How to compute all undirectioned connected graphs that can be constructed from given V nodes and E edges I have 8 "types" of nodes, that can each appear once, twice or 3 times in one graph. Types 1,3 and 5 can appear 1 time, types 2 and 4 can appear two times and types 6, 7 and 8 can appear three times each. In total  V=16 possible nodes.
Each node can have one, two or three connections points, depending on its type. In total 32 connection points possible.
How can I compute how many graphs I can build from these nodes and their connection points?
Also, one node cannot be connected to itself.

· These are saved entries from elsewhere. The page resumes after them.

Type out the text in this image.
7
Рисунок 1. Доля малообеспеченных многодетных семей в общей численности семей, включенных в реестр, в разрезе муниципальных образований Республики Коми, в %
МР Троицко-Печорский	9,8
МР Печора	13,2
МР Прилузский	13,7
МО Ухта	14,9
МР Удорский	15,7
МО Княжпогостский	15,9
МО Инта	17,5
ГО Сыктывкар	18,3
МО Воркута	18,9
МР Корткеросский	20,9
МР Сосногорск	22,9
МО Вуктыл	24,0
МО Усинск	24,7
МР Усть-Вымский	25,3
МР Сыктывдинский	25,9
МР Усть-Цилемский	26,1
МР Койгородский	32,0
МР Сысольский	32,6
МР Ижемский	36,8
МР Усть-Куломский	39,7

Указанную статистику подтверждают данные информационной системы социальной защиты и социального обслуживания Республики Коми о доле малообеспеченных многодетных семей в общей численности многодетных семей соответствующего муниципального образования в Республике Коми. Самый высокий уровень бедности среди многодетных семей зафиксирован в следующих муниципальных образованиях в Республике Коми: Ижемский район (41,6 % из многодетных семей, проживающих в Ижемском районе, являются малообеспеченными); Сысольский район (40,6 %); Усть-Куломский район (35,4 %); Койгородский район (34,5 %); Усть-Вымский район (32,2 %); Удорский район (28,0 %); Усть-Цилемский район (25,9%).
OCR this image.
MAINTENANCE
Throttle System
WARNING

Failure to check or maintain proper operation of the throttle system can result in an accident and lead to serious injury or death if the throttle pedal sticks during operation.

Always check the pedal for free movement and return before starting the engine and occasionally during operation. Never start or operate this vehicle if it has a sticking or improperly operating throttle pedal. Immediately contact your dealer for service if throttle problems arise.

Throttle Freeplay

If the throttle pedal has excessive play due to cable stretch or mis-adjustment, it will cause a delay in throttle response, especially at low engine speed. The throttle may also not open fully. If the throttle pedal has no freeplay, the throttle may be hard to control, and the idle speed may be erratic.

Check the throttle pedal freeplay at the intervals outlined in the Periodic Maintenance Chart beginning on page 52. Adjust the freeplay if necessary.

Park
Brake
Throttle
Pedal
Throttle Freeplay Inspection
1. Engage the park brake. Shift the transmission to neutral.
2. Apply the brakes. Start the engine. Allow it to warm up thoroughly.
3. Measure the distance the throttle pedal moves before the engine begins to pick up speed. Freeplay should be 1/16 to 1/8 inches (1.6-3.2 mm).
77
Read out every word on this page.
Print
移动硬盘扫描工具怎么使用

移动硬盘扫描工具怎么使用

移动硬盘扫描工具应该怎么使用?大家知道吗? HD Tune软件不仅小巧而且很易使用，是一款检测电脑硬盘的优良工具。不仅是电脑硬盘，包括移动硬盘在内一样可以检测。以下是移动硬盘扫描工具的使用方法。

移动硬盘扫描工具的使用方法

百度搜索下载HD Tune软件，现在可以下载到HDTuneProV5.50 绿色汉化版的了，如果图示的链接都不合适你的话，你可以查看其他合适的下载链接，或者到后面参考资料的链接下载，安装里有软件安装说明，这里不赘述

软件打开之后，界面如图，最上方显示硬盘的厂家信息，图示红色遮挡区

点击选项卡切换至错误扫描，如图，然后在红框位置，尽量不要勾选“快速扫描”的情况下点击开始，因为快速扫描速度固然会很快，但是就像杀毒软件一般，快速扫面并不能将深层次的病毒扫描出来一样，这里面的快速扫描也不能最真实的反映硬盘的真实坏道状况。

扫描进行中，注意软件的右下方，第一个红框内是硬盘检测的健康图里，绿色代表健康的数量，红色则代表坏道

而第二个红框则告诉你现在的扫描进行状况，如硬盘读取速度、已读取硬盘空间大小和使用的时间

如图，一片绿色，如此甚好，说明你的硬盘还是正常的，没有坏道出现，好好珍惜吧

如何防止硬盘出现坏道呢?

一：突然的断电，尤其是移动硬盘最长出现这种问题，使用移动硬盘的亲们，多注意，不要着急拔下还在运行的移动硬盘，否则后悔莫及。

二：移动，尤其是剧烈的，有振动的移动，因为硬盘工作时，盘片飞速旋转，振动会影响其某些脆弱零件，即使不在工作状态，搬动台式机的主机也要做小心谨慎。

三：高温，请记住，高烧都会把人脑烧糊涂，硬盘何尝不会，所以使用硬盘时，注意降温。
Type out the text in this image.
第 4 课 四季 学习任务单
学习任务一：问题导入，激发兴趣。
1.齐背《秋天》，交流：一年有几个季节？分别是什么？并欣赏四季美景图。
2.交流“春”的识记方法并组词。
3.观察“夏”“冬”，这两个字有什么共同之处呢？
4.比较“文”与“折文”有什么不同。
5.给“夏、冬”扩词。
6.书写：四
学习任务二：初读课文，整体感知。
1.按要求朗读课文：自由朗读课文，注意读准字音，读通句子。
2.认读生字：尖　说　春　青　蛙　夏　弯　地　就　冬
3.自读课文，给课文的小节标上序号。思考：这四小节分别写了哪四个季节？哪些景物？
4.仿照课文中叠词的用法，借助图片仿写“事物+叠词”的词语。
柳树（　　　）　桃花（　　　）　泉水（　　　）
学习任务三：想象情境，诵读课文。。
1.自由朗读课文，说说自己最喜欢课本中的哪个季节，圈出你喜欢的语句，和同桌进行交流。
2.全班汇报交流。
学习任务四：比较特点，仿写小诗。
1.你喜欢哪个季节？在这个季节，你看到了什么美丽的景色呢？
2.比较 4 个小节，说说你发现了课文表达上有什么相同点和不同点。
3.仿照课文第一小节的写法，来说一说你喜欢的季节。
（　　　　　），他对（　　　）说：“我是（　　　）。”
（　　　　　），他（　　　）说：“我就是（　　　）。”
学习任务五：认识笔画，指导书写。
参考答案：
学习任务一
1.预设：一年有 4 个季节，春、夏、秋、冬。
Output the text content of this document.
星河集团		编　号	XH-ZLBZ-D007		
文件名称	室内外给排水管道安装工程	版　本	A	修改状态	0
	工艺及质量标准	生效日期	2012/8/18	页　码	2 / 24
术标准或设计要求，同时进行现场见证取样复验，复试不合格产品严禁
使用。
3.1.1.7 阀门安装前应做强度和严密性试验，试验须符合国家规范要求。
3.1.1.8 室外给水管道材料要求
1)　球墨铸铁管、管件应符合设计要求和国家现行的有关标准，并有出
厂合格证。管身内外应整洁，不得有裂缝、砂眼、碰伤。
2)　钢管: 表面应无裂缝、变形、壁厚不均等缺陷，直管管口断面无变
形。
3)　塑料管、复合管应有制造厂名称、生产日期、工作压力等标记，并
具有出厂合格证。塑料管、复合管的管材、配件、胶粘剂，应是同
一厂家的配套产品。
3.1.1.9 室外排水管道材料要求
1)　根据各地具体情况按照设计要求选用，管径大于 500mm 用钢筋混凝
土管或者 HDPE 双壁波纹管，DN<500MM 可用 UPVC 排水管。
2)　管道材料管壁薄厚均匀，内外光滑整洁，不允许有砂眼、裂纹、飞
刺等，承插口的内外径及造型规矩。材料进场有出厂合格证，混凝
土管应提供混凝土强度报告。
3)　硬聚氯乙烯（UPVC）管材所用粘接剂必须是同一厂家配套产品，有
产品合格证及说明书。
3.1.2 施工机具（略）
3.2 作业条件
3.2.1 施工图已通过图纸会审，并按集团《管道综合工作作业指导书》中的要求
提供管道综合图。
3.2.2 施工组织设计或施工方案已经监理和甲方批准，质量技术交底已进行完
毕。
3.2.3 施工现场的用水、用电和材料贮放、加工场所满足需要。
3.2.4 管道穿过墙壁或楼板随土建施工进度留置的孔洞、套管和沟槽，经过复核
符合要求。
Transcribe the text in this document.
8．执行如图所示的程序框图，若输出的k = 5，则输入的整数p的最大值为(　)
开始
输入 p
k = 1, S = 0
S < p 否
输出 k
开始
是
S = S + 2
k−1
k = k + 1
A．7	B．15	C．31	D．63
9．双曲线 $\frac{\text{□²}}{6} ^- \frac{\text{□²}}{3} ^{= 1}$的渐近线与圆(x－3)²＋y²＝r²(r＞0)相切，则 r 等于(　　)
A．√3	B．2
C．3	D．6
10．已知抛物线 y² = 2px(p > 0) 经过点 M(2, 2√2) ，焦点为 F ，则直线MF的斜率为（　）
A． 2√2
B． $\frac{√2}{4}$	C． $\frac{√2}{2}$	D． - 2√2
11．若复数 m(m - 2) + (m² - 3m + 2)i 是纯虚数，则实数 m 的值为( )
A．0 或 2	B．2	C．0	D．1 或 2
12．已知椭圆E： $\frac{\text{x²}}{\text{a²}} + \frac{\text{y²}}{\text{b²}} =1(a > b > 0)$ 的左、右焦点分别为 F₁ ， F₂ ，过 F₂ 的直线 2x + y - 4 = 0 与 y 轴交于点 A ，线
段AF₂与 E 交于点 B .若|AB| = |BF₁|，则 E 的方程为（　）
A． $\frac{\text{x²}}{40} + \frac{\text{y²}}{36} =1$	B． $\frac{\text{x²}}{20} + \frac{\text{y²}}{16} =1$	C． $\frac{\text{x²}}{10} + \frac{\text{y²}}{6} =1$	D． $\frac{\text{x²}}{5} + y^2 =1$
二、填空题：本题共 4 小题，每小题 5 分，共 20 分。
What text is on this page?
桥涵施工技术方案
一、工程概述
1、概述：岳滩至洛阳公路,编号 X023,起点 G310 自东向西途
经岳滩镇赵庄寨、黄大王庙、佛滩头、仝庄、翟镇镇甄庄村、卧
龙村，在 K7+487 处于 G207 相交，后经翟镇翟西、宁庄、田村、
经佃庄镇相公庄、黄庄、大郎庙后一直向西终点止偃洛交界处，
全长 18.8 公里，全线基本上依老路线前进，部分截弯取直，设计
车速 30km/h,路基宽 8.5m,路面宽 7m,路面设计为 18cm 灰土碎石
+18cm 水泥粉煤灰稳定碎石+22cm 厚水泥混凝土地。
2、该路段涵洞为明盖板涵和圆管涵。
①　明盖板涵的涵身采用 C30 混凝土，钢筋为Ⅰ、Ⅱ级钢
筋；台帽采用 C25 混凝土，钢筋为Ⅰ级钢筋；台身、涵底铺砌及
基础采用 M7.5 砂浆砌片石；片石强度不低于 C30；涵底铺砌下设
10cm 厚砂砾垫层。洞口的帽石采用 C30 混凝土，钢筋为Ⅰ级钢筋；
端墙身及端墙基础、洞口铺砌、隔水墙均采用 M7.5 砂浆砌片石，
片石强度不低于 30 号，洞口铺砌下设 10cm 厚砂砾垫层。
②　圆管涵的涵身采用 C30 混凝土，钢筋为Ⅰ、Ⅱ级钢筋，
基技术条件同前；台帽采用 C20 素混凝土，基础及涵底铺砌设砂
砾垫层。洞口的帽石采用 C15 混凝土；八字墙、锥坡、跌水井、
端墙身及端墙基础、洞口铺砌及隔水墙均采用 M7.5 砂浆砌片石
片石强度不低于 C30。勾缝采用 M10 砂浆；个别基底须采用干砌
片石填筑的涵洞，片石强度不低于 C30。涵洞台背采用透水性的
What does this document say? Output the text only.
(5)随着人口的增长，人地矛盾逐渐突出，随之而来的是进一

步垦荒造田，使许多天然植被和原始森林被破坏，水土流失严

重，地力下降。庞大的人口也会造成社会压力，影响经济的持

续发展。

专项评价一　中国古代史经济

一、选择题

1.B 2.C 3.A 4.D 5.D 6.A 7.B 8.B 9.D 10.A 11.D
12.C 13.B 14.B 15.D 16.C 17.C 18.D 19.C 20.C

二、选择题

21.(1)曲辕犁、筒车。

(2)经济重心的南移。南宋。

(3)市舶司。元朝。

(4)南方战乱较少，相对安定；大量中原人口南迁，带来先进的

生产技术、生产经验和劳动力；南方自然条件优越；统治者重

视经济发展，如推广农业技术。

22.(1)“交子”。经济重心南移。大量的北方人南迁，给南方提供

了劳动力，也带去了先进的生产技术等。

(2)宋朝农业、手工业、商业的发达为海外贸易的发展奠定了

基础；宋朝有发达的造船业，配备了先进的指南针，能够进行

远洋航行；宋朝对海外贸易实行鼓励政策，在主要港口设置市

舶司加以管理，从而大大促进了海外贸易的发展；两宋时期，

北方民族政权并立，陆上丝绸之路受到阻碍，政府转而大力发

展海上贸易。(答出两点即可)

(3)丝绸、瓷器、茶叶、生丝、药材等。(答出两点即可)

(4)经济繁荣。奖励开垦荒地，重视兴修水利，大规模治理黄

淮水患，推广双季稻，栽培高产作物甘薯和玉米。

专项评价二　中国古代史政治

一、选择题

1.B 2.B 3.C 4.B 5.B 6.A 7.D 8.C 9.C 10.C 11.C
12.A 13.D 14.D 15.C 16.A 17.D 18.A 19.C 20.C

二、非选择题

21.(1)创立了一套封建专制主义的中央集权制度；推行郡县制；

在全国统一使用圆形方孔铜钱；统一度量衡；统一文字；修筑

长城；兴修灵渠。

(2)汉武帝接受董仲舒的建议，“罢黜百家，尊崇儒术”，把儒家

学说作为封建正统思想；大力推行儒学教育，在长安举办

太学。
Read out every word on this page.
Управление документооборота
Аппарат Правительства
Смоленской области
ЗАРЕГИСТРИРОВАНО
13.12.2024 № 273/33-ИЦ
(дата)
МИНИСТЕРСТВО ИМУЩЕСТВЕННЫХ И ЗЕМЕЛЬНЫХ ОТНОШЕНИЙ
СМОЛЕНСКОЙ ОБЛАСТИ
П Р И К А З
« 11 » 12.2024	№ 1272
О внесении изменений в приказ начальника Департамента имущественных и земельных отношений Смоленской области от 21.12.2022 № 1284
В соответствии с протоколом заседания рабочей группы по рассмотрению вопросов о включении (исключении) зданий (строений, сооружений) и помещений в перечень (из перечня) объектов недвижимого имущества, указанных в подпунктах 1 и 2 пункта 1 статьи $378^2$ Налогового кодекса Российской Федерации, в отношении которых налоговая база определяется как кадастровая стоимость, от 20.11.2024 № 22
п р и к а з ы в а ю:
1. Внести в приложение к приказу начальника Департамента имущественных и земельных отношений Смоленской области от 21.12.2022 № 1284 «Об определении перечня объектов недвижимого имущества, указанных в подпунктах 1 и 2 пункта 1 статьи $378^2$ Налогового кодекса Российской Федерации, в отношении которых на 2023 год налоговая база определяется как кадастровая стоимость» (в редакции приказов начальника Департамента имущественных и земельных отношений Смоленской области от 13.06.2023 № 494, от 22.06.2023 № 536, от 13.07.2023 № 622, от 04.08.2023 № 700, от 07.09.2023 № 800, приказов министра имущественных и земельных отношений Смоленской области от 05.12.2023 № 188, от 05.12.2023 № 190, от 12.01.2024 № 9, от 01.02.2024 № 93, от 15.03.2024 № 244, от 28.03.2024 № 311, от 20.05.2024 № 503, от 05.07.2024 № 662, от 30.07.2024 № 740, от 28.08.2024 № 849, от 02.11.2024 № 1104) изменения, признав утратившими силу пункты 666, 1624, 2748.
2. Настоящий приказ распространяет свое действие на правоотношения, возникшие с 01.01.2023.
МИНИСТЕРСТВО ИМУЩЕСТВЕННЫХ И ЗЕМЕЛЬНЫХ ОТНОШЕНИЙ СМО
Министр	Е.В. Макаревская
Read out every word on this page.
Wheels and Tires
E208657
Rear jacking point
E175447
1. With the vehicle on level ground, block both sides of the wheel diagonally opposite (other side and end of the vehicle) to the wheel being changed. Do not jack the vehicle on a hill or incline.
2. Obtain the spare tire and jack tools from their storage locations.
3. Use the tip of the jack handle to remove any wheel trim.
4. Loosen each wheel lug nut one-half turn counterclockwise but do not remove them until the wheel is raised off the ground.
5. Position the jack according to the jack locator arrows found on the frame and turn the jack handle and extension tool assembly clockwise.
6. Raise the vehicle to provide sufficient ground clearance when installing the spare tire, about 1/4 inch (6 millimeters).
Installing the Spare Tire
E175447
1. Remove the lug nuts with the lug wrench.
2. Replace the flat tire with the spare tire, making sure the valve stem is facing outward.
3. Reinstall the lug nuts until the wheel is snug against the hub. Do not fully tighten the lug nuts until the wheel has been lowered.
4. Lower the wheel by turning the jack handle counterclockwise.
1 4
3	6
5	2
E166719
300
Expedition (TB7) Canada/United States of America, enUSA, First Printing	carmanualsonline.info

 A: Computing numbers of non-isomorphic graphs with various parameters is not an easy task. Your best bet is to use a program like nauty to help you generate them. Sage is free and is equipped with a lot of nice graph theory tools, including nauty. Here is a Sage function that will print, sequentially, the number of graphs you are looking for on $0,1,\dots,M$ vertices:
def generate(M):
    for n in range(M+1):
        c = 0
        for G in graphs.nauty_geng(str(n) + " -d1 -D3"):
            D = G.degree_sequence()
            if D.count(1) <= 5 and D.count(2) <= 6 and D.count(3) <=5:
                 c = c+((factorial(5)*factorial(6)*factorial(5))/(factorial(5-D.count(1))*factorial(6-D.count(2))*factorial(5-D.count(3))*G.automorphism_group().order()))
        print n, c

Let me point out some parts of the code.
graphs.nauty_geng(str(n) + " -d1 -D3")

This generates all non-isomorphic graphs on $n$ vertices with minimum degree 1 and maximum degree 3.
if D.count(1) <= 5 and D.count(2) <= 6 and D.count(3) <=5:

This restricts to only graphs with at most 5 vertices of degree 1, at most 6 vertices of degree 2, and at most 5 vertices of degree 3.
 c = c+((factorial(5)*factorial(6)*factorial(5))/(5-factorial(D.count(1))*factorial(6-D.count(2))*factorial(5-D.count(3))*G.automorphism_group().order()))

The number of ways to assign labels 1,2,3,4,5 to the $n_1$ vertices of degree 1, labels 6,7,8,9,10,11 to the $n_2$ vertices of degree 2, and labels 12,13,14,15,16 to the $n_3$ vertices of degree 3 is: $\left(\frac{5!}{(5-n_1)!}\right)\left(\frac{6!}{(6-n_2)!}\right)\left(\frac{5!}{(5-n_3)!}\right)$. But since we may permute the vertices according to any automorphism of $G$ to obtain an equivalent labeling, we have an overcount of $|\mathrm{Aut}(G)|$, where $\mathrm{Aut}(G)$ is the automorphism group of $G$.
Now the output. The code runs fairly slowly past $M=10$. Here are some partial results:
0 0
1 0
2 10
3 80
4 940
5 9232
6 90470 
7 827620
8 6736970
9 49085240
10 316700810
11 1679283400
12 6905931400

I imagine it will take quite a bit more time to compute 13,14,15, and 16, so I've stopped it for now.